CRONACA – Il giornalista romano Mario Adinolfi è stato posto agli arresti domiciliari nell’ambito di un’inchiesta della Procura di Roma su una presunta truffa legata a un gruppo di scommesse sportive promosso sui social network.
Il provvedimento è stato eseguito dai finanzieri del Comando Provinciale della Guardia di Finanza di Roma su disposizione del Gip del Tribunale della Capitale.
L’uomo è indagato per truffa aggravata e continuata, esercizio abusivo dell’attività di raccolta del risparmio, abusivismo finanziario e omessa dichiarazione dei redditi. Contestualmente è stato disposto anche un sequestro preventivo di oltre 400 mila euro, somma ritenuta riconducibile al profitto dell’evasione fiscale contestata per un’annualità.
L’indagine è partita dalle denunce presentate da numerose persone che avevano investito denaro nel cosiddetto “Betting Group”, denominato “Scommessa Collettiva”. Il progetto veniva pubblicizzato sui social come un sistema in grado di garantire guadagni elevati grazie a presunti algoritmi e strategie di scommessa ritenute infallibili.
Secondo gli investigatori, molti investitori sarebbero stati convinti ad acquistare quote di partecipazione, affidando anche somme molto consistenti, in alcuni casi superiori ai 100 mila euro. Tuttavia, le promesse di rendimenti elevati non sarebbero state mantenute e diversi partecipanti non avrebbero più recuperato il capitale investito, né ottenuto i guadagni prospettati.
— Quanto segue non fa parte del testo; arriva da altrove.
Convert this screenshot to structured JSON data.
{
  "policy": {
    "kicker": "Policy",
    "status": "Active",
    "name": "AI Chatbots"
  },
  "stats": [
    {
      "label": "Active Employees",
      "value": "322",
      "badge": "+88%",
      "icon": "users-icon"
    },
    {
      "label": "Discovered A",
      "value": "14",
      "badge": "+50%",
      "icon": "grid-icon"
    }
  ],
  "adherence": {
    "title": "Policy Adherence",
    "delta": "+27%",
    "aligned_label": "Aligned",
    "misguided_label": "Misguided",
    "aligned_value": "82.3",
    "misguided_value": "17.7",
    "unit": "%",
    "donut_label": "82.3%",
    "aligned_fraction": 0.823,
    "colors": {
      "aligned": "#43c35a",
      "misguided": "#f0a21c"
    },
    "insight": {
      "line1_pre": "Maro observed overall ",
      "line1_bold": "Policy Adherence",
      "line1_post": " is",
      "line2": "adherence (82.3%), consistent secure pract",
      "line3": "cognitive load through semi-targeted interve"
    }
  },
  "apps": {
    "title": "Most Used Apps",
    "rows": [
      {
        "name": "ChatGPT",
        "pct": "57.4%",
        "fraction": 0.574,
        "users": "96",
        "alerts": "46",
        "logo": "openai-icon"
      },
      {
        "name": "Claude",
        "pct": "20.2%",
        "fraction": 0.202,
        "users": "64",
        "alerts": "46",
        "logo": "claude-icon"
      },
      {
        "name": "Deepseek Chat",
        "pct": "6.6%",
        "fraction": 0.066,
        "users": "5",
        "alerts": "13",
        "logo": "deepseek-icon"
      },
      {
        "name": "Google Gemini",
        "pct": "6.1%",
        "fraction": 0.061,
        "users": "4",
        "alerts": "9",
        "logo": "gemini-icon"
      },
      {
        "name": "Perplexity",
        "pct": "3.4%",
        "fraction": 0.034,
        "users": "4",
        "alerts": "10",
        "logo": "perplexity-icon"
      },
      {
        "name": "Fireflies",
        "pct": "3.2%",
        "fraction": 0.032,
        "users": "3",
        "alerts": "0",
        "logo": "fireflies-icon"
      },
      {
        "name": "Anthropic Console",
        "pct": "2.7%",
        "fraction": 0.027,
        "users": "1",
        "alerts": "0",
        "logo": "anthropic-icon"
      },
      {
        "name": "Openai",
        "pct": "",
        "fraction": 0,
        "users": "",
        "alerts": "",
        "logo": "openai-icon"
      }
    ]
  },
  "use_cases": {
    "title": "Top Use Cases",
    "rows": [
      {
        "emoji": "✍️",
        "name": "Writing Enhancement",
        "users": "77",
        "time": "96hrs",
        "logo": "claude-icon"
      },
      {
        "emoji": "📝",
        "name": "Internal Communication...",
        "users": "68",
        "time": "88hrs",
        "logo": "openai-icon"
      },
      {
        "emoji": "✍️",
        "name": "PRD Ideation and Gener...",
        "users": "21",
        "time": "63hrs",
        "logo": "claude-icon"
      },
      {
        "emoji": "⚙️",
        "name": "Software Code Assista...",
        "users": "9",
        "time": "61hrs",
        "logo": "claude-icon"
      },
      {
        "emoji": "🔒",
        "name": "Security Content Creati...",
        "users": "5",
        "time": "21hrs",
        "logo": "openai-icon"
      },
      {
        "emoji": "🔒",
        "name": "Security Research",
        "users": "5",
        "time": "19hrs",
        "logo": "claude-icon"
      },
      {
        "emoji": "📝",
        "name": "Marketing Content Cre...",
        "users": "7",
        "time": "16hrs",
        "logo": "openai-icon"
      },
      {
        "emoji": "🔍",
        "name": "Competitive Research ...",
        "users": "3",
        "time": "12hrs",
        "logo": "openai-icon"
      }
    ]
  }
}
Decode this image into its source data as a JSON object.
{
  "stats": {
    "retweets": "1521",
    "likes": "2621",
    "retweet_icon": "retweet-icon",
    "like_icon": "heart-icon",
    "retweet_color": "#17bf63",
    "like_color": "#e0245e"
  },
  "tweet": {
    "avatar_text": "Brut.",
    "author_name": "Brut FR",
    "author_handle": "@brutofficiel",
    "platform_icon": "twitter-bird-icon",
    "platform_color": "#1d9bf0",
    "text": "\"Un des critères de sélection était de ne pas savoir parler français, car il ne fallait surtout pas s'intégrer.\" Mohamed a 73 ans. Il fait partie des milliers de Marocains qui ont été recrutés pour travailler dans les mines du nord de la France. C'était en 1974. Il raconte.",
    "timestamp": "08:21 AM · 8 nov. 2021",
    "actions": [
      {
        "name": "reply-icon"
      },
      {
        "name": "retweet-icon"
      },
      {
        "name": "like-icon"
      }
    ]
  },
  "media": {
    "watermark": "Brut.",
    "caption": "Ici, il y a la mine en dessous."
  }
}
Le verifiche sui conti correnti dell’indagato, riferite agli ultimi cinque anni, avrebbero consentito di ricostruire una raccolta complessiva di oltre 4,7 milioni di euro. Solo una parte del denaro sarebbe stata effettivamente destinata alle scommesse sportive. La quota maggiore, secondo l’accusa, sarebbe stata utilizzata per spese personali e acquisti di beni di lusso, tra cui orologi di pregio, lingotti d’oro, monete straniere, opere d’arte, imbarcazioni e viaggi, oltre a trasferimenti di denaro verso altri soggetti.
La Guardia di Finanza sottolinea che l’operazione rientra nell’attività di contrasto alle truffe finanziarie e di tutela del risparmio, con l’obiettivo di proteggere i cittadini da investimenti privi di garanzie.
Come previsto dalla legge, il provvedimento è stato adottato nella fase delle indagini preliminari e nei confronti dell’indagato resta valida la presunzione di non colpevolezza fino all’eventuale sentenza definitiva.